When jobs, contracts, scholarships, promotions, or public appointments
appear to favour another community, we denounce tribalism with remarkable
clarity and disgust.
Yet when the beneficiaries happen to come from our own
community, many of you suddenly discover alternative explanations: they were
simply the most qualified, the pattern of appointments is exaggerated, or “it
has always been done this way”, and so on.
The principle
quietly gives way to convenience. That selective outrage is what has allowed
tribalism to survive as long as it has and rears its ugly head even more during
every election cycle and without fail.
The only exception
was in 2002 when the whole country rallied behind Mwai Kibaki and
overwhelmingly elected him as president that year.
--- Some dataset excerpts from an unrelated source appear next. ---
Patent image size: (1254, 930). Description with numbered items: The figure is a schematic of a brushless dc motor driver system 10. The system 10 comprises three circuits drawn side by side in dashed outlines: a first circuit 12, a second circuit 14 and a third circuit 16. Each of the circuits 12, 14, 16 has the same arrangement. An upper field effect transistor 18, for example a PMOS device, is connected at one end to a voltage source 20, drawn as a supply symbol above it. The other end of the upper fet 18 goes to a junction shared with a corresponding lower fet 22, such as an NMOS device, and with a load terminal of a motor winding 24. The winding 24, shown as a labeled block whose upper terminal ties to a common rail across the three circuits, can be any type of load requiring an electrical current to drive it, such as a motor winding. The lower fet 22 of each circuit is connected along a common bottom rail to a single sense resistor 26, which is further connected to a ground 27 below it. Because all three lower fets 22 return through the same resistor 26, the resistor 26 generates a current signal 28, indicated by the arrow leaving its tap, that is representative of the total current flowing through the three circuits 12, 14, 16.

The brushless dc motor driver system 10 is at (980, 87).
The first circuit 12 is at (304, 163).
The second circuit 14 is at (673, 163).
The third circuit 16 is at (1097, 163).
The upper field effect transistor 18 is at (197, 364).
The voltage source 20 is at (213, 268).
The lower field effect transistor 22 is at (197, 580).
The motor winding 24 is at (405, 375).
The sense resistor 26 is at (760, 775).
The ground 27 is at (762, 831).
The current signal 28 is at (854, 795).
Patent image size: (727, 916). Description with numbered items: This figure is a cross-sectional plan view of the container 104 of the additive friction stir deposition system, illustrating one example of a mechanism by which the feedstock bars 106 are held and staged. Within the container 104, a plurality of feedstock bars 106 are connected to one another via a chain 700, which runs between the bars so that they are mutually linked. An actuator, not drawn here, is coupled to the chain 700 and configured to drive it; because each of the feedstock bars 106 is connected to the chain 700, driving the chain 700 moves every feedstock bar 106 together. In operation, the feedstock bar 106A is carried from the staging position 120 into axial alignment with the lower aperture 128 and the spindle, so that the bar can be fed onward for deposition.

However, as I have
maintained ever since, what is often, if not always missed, is had Raila said
in 2002 “(Simeon Nyachae) Tosha,” Uhuru
Kenyatta would have become president in 2002, not 2013.
Today’s political
landscape bears uncomfortable similarities to the 1992-1997 era far more than
it resembles the unity moment of 2002.
Opposition figures today are refusing to
acknowledge the obvious frontrunner best placed to beat the incumbent, there’s
deep distrust among camps, the
incumbent is quietly positioned to profit from every disagreement and the
public is overwhelmingly hungry for change while leaders remain divided on how
to deliver it.
Kenya today may
have a more politically aware citizenry, a more assertive youth bloc and a
clearer understanding that fragmentation guarantees defeat, but the opposition
is flirting with the same mistakes that kept Daniel Moi in power for 24 years.
And on top of this
is a new, dangerous narrative being sold to voters — the bogus notion that only
a candidate from one of the so‑called ‘Big Five’ communities is suitable to be the
united opposition candidate. This thinking is not just outdated; it is
intellectually bankrupt.
It reduces leadership to arithmetic rather than
competence, integrity, or national appeal. It ignores the fact that Kenya’s
most decisive political shifts — from 2002 to the Gen Z awakening of 2024 —
were driven by tribalism. Voters must reject this lazy logic.
A united
opposition requires a candidate who can command national confidence, mobilise
the youth and articulate a credible alternative — not one chosen simply because
their community has large numbers.
Across the world —
and very much in Africa — there are countless examples of leaders from smaller
ethnic communities who rose to national office and delivered exemplary,
unifying leadership.
For example, Seretse Khama (1921-1980) of Botswana, from
the relatively small Bamangwato community, built one of Africa’s most stable
democracies.
In Tanzania, Ali Hassan Mwinyi (1925-2024), from the small Kwere
community, presided over a critical liberalisation period that set the stage
for long‑term stability.
These cases
demonstrate a simple truth: excellence in leadership has never been the monopoly
of large ethnic blocs and demographic size has no correlation with integrity,
competence, or national appeal.
Once again, Kenya’s voters must reject this
lazy, self‑serving argument that only candidates from large communities are
viable opposition flagbearers. That logic is a political con like no other.
Again, what matters
is the leader’s credibility, coalition‑building capacity and ability to inspire
national trust—not the census numbers of their community.
For the avoidance
of confusion, we must distinguish between tribalism or negative ethnicity and
cultural pride, which is the celebration of one’s language, traditions, history
and heritage while respecting the equal dignity of every other community.
A mature democracy
should celebrate its cultural diversity while refusing to reward ethnic
favouritism in any form.
In other words,
tribalism and negative ethnicity must be rejected as Kenya approaches 2027. To
be clear, negative ethnicity is the practice of distributing public
appointments, business opportunities, or access to state resources on the basis
of identity rather than merit.
Likewise, the promotion of prejudice,
stereotypes, suspicion and hostility toward other communities must also be
repudiated.
Weaponising ethnic identity for political gain has damaged this
country for decades, and voters should refuse to be dragged back into that old
script.
Kenya’s future
depends on choosing leadership on the strength of ideas, integrity and national
credibility, not on the outdated arithmetic of what’s his or her tribe.